Graphic Novels :
Vom Leben gezeichnet

Die israelische Autorin Rutu Modan hat in der Graphic Novel „Das Erbe“ ein Stück ihrer jüdischen Familiengeschichte gezeichnet und erzählt. Am Samstag stellt sie ihr Buch im Rahmen des Hamburger Comicfestival vor.

Für die Großmütter von Autorin  und Illustratorin Rutu Modan war  ihre Heimat Polen „wie ein einziger Friedhof“, über den sie nie sprachen.  In Das Erbe begibt die Enkelin sich trotzdem mit ihnen auf die Reise dorthin.
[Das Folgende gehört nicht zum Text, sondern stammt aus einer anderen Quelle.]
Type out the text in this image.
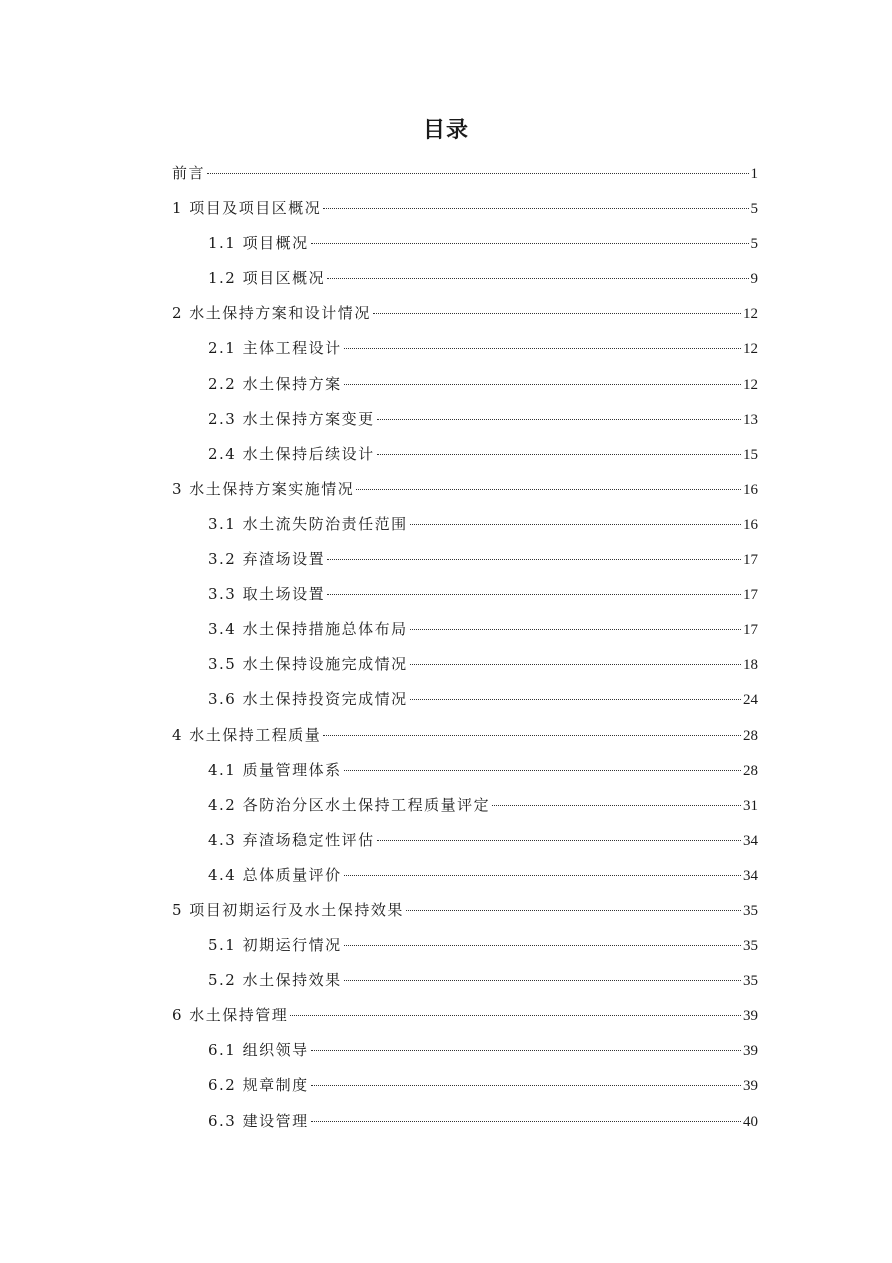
目录
前言	1
1 项目及项目区概况	5
1.1 项目概况	5
1.2 项目区概况	9
2 水土保持方案和设计情况	12
2.1 主体工程设计	12
2.2 水土保持方案	12
2.3 水土保持方案变更	13
2.4 水土保持后续设计	15
3 水土保持方案实施情况	16
3.1 水土流失防治责任范围	16
3.2 弃渣场设置	17
3.3 取土场设置	17
3.4 水土保持措施总体布局	17
3.5 水土保持设施完成情况	18
3.6 水土保持投资完成情况	24
4 水土保持工程质量	28
4.1 质量管理体系	28
4.2 各防治分区水土保持工程质量评定	31
4.3 弃渣场稳定性评估	34
4.4 总体质量评价	34
5 项目初期运行及水土保持效果	35
5.1 初期运行情况	35
5.2 水土保持效果	35
6 水土保持管理	39
6.1 组织领导	39
6.2 规章制度	39
6.3 建设管理	40
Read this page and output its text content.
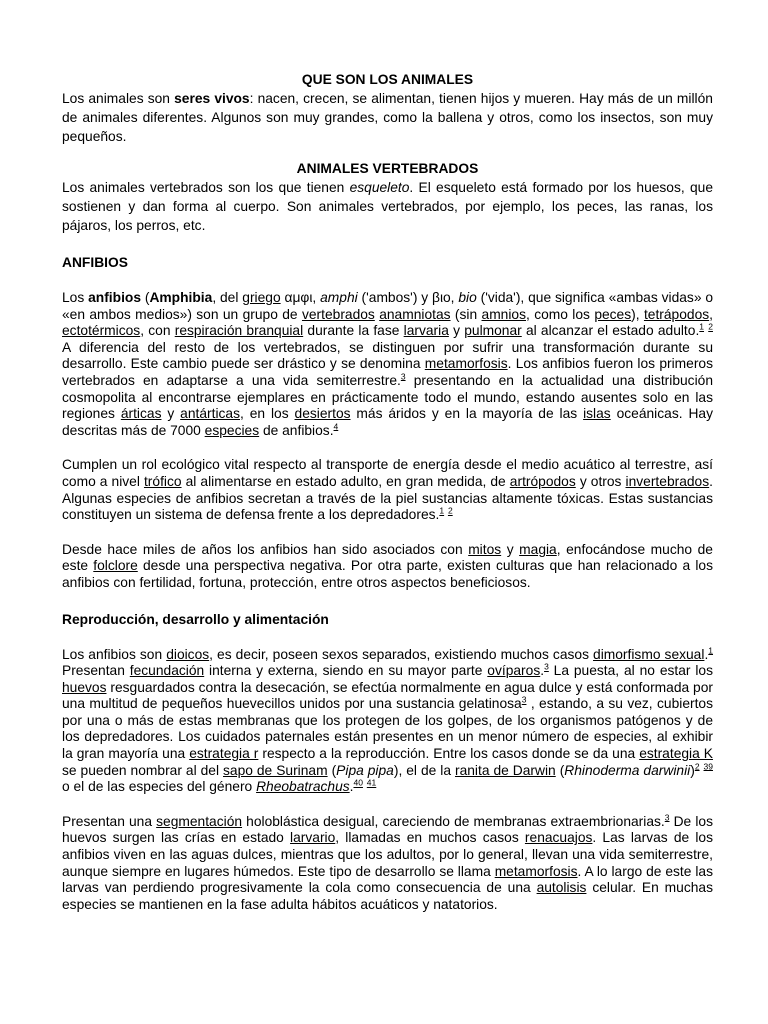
QUE SON LOS ANIMALES

Los animales son seres vivos: nacen, crecen, se alimentan, tienen hijos y mueren. Hay más de un millón de animales diferentes. Algunos son muy grandes, como la ballena y otros, como los insectos, son muy pequeños.

ANIMALES VERTEBRADOS

Los animales vertebrados son los que tienen esqueleto. El esqueleto está formado por los huesos, que sostienen y dan forma al cuerpo. Son animales vertebrados, por ejemplo, los peces, las ranas, los pájaros, los perros, etc.

ANFIBIOS

Los anfibios (Amphibia, del griego αμφι, amphi ('ambos') y βιο, bio ('vida'), que significa «ambas vidas» o «en ambos medios») son un grupo de vertebrados anamniotas (sin amnios, como los peces), tetrápodos, ectotérmicos, con respiración branquial durante la fase larvaria y pulmonar al alcanzar el estado adulto.$^1$ $^2$ A diferencia del resto de los vertebrados, se distinguen por sufrir una transformación durante su desarrollo. Este cambio puede ser drástico y se denomina metamorfosis. Los anfibios fueron los primeros vertebrados en adaptarse a una vida semiterrestre.$^3$ presentando en la actualidad una distribución cosmopolita al encontrarse ejemplares en prácticamente todo el mundo, estando ausentes solo en las regiones árticas y antárticas, en los desiertos más áridos y en la mayoría de las islas oceánicas. Hay descritas más de 7000 especies de anfibios.$^4$

Cumplen un rol ecológico vital respecto al transporte de energía desde el medio acuático al terrestre, así como a nivel trófico al alimentarse en estado adulto, en gran medida, de artrópodos y otros invertebrados. Algunas especies de anfibios secretan a través de la piel sustancias altamente tóxicas. Estas sustancias constituyen un sistema de defensa frente a los depredadores.$^1$ $^2$

Desde hace miles de años los anfibios han sido asociados con mitos y magia, enfocándose mucho de este folclore desde una perspectiva negativa. Por otra parte, existen culturas que han relacionado a los anfibios con fertilidad, fortuna, protección, entre otros aspectos beneficiosos.

Reproducción, desarrollo y alimentación

Los anfibios son dioicos, es decir, poseen sexos separados, existiendo muchos casos dimorfismo sexual.$^1$ Presentan fecundación interna y externa, siendo en su mayor parte ovíparos.$^3$ La puesta, al no estar los huevos resguardados contra la desecación, se efectúa normalmente en agua dulce y está conformada por una multitud de pequeños huevecillos unidos por una sustancia gelatinosa$^3$ , estando, a su vez, cubiertos por una o más de estas membranas que los protegen de los golpes, de los organismos patógenos y de los depredadores. Los cuidados paternales están presentes en un menor número de especies, al exhibir la gran mayoría una estrategia r respecto a la reproducción. Entre los casos donde se da una estrategia K se pueden nombrar al del sapo de Surinam (Pipa pipa), el de la ranita de Darwin (Rhinoderma darwinii)$^2$ $^{39}$ o el de las especies del género Rheobatrachus.$^{40}$ $^{41}$

Presentan una segmentación holoblástica desigual, careciendo de membranas extraembrionarias.$^3$ De los huevos surgen las crías en estado larvario, llamadas en muchos casos renacuajos. Las larvas de los anfibios viven en las aguas dulces, mientras que los adultos, por lo general, llevan una vida semiterrestre, aunque siempre en lugares húmedos. Este tipo de desarrollo se llama metamorfosis. A lo largo de este las larvas van perdiendo progresivamente la cola como consecuencia de una autolisis celular. En muchas especies se mantienen en la fase adulta hábitos acuáticos y natatorios.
Im Oktober ist sie beim Comicfestival  in Hamburg zu Gast. Bild: Rutu Modan (Titelbild „Das Erbe“)
Für die Großmütter von Autorin
und Illustratorin Rutu Modan war
ihre Heimat Polen „wie ein einziger Friedhof“, über den sie nie sprachen.
In Das Erbe begibt die Enkelin sich trotzdem mit ihnen auf die Reise dorthin. Im Oktober ist sie beim Comicfestival
in Hamburg zu Gast.

Jede Familie hat sie: Geheimnisse. Da ist der seltsame Onkel, der nie zu Feiern eingeladen wird. Die Schwägerin mit den mysteriösen Ticks. Bei der israelischen Comicautorin Rutu Modan waren es die Großmütter, die Teile ihrer Vergangenheit verheimlichten. „Sie sprachen nie über ihre Heimat Polen. Für sie war es ‚ein einziger großer Friedhof‘“, erzählt die 48-Jährige. Beide Jüdinnen waren vor den Nazis geflohen.
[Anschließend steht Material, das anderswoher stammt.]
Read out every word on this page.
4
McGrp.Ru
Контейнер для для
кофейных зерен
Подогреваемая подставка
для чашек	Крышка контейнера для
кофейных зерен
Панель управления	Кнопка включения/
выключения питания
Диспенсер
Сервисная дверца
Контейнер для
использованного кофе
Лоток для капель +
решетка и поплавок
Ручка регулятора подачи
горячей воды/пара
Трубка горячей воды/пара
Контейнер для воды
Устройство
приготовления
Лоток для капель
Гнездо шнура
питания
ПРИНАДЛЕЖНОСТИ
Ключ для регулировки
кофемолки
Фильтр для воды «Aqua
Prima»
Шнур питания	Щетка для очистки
Rutu Modan lässt ihre Familiengeschichte nun in einer außergewöhnlichen Graphic Novel wieder aufleben. „Das Erbe“ lautet der Titel des Werks, das sie jetzt beim Hamburger Comicfestival präsentiert: Da­rin reist die 85-jährige Regine Segal mit ihrer Enkelin Mika von Tel Aviv nach Warschau. Vordergründig, um ihr altes Haus wiederzubekommen. Doch nach und nach zeigen sich die wahren Beweggründe der alten Dame … „Regines Charakter ist stark an meine beiden Großmütter angelehnt“, sagt Autorin Rutu Modan. „In meinem Buch kann ich das tun, was wir zu Lebzeiten leider nie konnten: gemeinsam in die Heimat zurückkehren.“ Dabei mischen sich die Erinnerungen der alten Dame mit den neuen Erfahrungen der jungen Frau, die diese im modernen Polen macht. In schillernden Farben bleibt dabei auch so mancher Seitenhieb auf den organisierten Gedenktourismus nicht aus. Modan gelingt das Kunststück, das schwere Thema leicht und dennoch berührend darzustellen.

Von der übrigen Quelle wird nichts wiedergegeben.